Query data with Starburst #

If you champion data-driven decisions in your org, Starburst has the tools to connect you to the data you need. Starburst brings all your data together in a single, federated environment. No more waiting for data engineering to develop complicated ETL. The data universe is in your hands!

Starburst’s products include Trino’s distributed SQL query engine. Maybe you know a single variant of SQL, or maybe you know a few. Starburst’s SQL is ANSI-compliant and should feel comfortable and familiar. It takes care of translating your queries to the correct SQL syntax for your data source. All you need to access all your data from a myriad of sources is a single JDBC or ODBC client in most cases, depending on your toolkit.

Whether you are a data scientist or analyst delivering critical insights to the business, or a developer building data-driven applications, you’ll find you can easily query across multiple data sources, in a single query. Fast.

How does this work? #

Data platforms in your organization such as Snowflake, Postgres, and Hive are defined by data engineers as catalogs. Catalogs, in turn, define schemas and their tables. Depending on the data access controls in place, discovering what data catalogs are available to you across all of your data platforms can be easy! Even through a CLI, it’s a single, simple query to get you started with your federated data:

trino> SHOW CATALOGS;
 Catalog
---------
 hive_sales
 mysql_crm
(2 rows)

After that, you can easily explore schemas in a catalog with the familiar SHOW SCHEMAS command:

trino> SHOW SCHEMAS FROM hive_sales LIKE `%rder%`;
 Schema
---------
 order_entries
 customer_orders
(2 rows)

From there, you can of course see the tables you might want to query:

trino> SHOW TABLES FROM order_entries;
 Table
-------
 orders
 order_items
(2 rows)

You might notice that even though you know from experience that some of your data is in MySQL and others in Hive, they all show up in the unified SHOW CATALOGS results. From here, you can simply join the data sources from different platforms as if they were from different tables. You just need to use their fully qualified names:

trino> SELECT
    sfm.account_number
FROM
    hive_sales.order_entries.orders oeo
JOIN
    mysql_crm.sf_history.customer_master sfm
ON sfm.account_number = oeo.customer_id
WHERE sfm.sf_industry = `medical` AND oeo.order_total > 300
LIMIT 2;

How do I get started? #

To begin, get the latest Starburst JDBC or ODBC driver and get it installed. Note that even though you very likely already have a JDBC or ODBC driver installed for your work, you do need the Starburst-specific driver. Be careful not to install either in the same directory with other JDBC or ODBC drivers.

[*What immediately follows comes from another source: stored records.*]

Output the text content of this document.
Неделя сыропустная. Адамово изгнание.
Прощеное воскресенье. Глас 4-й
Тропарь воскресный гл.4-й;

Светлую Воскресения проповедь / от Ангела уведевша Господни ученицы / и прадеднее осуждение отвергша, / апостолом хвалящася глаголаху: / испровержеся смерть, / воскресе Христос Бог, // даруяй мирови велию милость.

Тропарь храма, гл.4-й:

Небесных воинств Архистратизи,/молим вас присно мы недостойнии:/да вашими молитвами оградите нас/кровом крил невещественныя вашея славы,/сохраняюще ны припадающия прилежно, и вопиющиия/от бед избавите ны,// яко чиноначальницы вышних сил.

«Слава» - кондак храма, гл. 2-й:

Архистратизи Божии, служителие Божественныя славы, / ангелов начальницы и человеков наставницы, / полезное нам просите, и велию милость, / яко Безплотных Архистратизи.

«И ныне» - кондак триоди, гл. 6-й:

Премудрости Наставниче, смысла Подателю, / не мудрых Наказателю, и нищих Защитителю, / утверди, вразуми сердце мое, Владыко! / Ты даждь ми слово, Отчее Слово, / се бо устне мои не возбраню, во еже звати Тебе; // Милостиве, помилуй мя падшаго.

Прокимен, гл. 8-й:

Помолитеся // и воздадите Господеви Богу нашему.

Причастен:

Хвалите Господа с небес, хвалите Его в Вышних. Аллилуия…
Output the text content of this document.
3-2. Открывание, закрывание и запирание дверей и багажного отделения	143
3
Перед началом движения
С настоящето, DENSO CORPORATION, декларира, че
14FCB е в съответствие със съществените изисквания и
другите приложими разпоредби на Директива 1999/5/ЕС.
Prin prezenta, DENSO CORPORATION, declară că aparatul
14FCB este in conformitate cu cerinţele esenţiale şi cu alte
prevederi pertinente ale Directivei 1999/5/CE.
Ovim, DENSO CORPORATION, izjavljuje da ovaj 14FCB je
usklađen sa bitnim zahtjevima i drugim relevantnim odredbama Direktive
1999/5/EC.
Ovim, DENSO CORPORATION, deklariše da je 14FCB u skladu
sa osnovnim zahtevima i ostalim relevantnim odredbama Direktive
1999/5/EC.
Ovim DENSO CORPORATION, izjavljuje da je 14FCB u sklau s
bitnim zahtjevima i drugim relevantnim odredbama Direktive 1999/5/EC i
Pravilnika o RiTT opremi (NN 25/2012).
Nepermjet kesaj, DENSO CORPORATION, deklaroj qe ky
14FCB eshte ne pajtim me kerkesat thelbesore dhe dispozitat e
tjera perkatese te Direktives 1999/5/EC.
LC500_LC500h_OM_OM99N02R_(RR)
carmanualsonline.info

If your data ops group has not already given you the required connection information, reach out to them for the following:

  • the JDBC URL - jdbc:trino://example.net:8080
  • whether your org is using SSL to connect
  • the type of authentication your org is using - username or LDAP

When you have that info and your driver is installed, you are ready to connect.

What kind of tools can I use? #

More than likely, you can use all your client tools, and even ones on your wishlist with the the help of the Clients section of our documentation.

How do I migrate my data sources to Starburst? #

In some cases, this is as easy as changing the sources in your FROM clauses. For some queries there could be slight differences between your data sources’ native SQL and SQL, so some minor query editing is required. Rather than changing these production queries on the fly, we suggest using Starburst’s query editors or the Trino CLI to test your existing queries before making changes to production.

If you are migrating from Hive, we have a migration guide in our documentation.